Vetoes Show Brown Walking a Middle Line

Jerry Brown's "canoe theory" of politics helps determine which bills he signs.

Back in the day, actually in the mid-seventies, during Democrat Jerry Brown’s first go-round in the Governor’s Office, he described his governing style as the “canoe theory” of politics. He “paddled” a little to the left, “paddled” a little to the right, and then glided down the middle.

That theory has largely steered Governor Brown’s conduct throughout his 40-plus years in and around politics; it’s evident in the way he’s been approaching his job since he took office for his second gubernatorial tour in 2011.

One of the Governor’s key duties is approving or vetoing legislation that makes it to his desk. The chore is always a political mine field, but no more so when a flood of bills rains down on him in the waning days of the legislative session.

My colleague Conan Nolan examined some of Brown’s veto messages issued at the end of the 2011 session— the Governor’s first since his previous turn as the state’s chief executive, 30 years ago. And, yes, Brown was still paddling away.

This year, as the clock ticked off the final hours of the legislative session, Brown took up his political paddle once again. This time it was to navigate the rocky shoals of the run-up to this November, when Californians will vote on Proposition 30, the Governor’s tax initiative, designed to help balance the state’s budget. Brown, some argue, has paddled too hard to the right, attempting to convince California voters he’ll rein in Sacramento spending.

According to the Los Angeles Times, “in a nod to Republicans,” Brown approved a bill authorizing “construction of a statue of former President [and California Governor] Ronald Reagan, who famously declared, ‘Government is the problem.’” Not surprisingly, in his signing message Brown mentioned that Gov. Reagan “demonstrated courage and unique leadership ability” by “raising California taxes when he saw they were needed.”

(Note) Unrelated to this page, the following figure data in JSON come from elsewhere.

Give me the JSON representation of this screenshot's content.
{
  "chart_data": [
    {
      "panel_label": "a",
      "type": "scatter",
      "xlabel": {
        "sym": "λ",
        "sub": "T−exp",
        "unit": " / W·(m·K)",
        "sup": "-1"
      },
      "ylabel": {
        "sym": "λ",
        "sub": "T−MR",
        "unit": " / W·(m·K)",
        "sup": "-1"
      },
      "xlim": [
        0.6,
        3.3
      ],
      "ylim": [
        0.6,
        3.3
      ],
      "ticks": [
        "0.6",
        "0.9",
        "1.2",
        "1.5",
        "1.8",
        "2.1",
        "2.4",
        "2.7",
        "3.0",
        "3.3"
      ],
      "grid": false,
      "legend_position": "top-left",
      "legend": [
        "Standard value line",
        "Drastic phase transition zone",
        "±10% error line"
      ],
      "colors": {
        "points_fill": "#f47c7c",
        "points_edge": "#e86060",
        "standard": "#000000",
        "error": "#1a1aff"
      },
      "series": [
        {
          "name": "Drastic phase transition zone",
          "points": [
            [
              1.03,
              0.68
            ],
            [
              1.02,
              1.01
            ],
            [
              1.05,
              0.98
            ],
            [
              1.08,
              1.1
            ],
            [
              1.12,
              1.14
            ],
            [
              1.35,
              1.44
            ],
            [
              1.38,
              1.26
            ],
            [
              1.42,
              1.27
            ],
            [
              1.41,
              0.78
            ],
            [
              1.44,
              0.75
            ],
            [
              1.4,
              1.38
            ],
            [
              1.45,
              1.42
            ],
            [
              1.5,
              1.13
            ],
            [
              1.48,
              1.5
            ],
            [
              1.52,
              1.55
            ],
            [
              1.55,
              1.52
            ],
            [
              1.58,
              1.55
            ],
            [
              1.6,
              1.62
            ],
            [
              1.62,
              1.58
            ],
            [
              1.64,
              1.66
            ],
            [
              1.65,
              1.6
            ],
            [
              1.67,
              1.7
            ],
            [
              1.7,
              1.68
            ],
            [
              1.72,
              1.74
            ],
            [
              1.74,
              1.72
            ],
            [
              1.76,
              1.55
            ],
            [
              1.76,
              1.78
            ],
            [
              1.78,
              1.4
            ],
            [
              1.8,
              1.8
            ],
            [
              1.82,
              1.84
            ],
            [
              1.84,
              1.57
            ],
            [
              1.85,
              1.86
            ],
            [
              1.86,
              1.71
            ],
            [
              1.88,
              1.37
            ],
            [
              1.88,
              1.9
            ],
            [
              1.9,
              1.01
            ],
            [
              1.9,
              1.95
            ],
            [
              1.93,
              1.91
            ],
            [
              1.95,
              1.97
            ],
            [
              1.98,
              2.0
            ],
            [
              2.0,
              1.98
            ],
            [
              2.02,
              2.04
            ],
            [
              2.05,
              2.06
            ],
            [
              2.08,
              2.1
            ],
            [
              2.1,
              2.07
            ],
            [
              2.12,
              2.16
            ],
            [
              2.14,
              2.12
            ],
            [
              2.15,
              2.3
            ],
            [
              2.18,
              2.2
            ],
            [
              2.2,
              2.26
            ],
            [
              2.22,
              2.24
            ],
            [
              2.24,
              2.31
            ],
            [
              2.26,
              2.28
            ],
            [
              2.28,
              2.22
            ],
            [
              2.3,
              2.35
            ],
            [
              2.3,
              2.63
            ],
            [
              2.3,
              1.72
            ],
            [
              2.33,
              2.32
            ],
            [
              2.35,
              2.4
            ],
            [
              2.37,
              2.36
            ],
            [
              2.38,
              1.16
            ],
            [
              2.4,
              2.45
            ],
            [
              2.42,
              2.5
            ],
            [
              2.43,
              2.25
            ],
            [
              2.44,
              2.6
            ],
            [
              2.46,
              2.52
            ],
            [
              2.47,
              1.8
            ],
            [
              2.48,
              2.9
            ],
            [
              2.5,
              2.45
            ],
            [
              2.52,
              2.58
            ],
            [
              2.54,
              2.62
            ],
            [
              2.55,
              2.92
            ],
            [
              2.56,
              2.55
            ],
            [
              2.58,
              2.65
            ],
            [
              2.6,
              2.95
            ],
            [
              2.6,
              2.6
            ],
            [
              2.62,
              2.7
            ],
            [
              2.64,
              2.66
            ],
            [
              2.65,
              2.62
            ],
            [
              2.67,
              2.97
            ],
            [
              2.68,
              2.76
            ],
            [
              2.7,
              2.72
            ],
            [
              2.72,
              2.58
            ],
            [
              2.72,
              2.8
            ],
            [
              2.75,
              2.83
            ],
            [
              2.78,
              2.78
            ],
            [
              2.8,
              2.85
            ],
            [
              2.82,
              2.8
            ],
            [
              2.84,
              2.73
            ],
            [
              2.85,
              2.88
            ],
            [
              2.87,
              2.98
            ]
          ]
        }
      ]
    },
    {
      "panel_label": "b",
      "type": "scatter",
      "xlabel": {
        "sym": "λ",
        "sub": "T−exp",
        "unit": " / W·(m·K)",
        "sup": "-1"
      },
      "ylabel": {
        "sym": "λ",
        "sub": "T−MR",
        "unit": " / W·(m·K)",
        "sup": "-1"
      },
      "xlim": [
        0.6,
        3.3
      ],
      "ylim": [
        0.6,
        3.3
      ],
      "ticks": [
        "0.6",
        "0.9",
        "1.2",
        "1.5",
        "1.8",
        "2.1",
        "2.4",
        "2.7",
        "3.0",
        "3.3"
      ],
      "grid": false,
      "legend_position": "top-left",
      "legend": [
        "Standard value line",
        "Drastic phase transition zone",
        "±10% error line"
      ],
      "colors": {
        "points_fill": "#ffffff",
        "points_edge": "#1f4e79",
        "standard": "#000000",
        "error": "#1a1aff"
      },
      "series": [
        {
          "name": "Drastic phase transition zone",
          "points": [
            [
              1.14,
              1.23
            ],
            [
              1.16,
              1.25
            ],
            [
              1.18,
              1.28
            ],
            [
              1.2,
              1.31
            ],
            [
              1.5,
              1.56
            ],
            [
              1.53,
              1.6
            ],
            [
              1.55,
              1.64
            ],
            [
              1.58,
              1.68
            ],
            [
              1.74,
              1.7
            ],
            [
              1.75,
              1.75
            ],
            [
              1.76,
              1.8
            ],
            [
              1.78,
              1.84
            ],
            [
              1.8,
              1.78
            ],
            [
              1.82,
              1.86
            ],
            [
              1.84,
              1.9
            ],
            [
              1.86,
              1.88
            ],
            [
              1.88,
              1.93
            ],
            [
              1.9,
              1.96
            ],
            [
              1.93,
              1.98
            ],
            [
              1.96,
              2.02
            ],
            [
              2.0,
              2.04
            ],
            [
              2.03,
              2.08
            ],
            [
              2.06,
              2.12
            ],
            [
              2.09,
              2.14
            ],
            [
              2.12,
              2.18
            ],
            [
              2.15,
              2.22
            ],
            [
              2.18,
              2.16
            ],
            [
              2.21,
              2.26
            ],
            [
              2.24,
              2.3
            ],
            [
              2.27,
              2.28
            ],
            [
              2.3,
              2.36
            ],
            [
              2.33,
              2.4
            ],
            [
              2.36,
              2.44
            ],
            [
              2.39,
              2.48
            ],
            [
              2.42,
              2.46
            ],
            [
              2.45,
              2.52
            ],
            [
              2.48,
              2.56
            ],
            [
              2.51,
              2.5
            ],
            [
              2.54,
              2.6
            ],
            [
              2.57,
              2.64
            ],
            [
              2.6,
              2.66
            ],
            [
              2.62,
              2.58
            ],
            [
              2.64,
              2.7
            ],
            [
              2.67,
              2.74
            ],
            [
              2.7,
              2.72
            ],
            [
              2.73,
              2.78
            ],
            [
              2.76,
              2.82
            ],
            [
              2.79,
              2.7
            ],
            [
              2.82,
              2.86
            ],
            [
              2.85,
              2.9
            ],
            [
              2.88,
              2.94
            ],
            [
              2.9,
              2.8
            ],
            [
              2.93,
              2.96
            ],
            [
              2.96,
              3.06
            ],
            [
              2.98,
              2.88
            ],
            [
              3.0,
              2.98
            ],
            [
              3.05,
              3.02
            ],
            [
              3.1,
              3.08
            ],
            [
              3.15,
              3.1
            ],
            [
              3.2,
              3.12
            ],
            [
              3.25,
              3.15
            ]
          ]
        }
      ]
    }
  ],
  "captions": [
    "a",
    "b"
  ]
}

Paddle to the left? A little.

Brown signed into law—with little time to spare—a bill that allows California to grant driver's licenses to young, undocumented immigrants getting temporary work permits through a new Obama administration “deportation relief policy.”

He gave the state’s politically potent labor unions a tip of the hat by signing a bill establishing the California Secure Choice Retirement Savings Program, the nation’s first state-administered retirement savings program for private-sector workers. The powerful Service Employees International Union (SEIU) praised the legislation as “a bold step in the fight against elder poverty.”

Tack again to the right? Yep.

Brown vetoed another piece of legislation of vital importance to immigration activists. The Trust Act, the L.A. Times explained, “would have barred local law enforcement officials from cooperating with federal authorities in detaining suspected illegal immigrants, except in the cases of serious or violent crime.”

He also vetoed a bill, sponsored by the United Farm Workers, that would have made it a crime for farmers not to provide “adequate” shade and water to their field workers. This time, union praise was missing.

Said an angry United Farm Workers President Arturo Rodriguez, "The UFW is appalled at the governor's decision to deny farm workers the basic legal tools to protect themselves from employers who intentionally put their lives at risk by refusing to provide them with adequate water and shade,"

And so it goes. Will the Governor’s “canoe theory” serve him well this November, when his critical fiscal plan is on the ballot?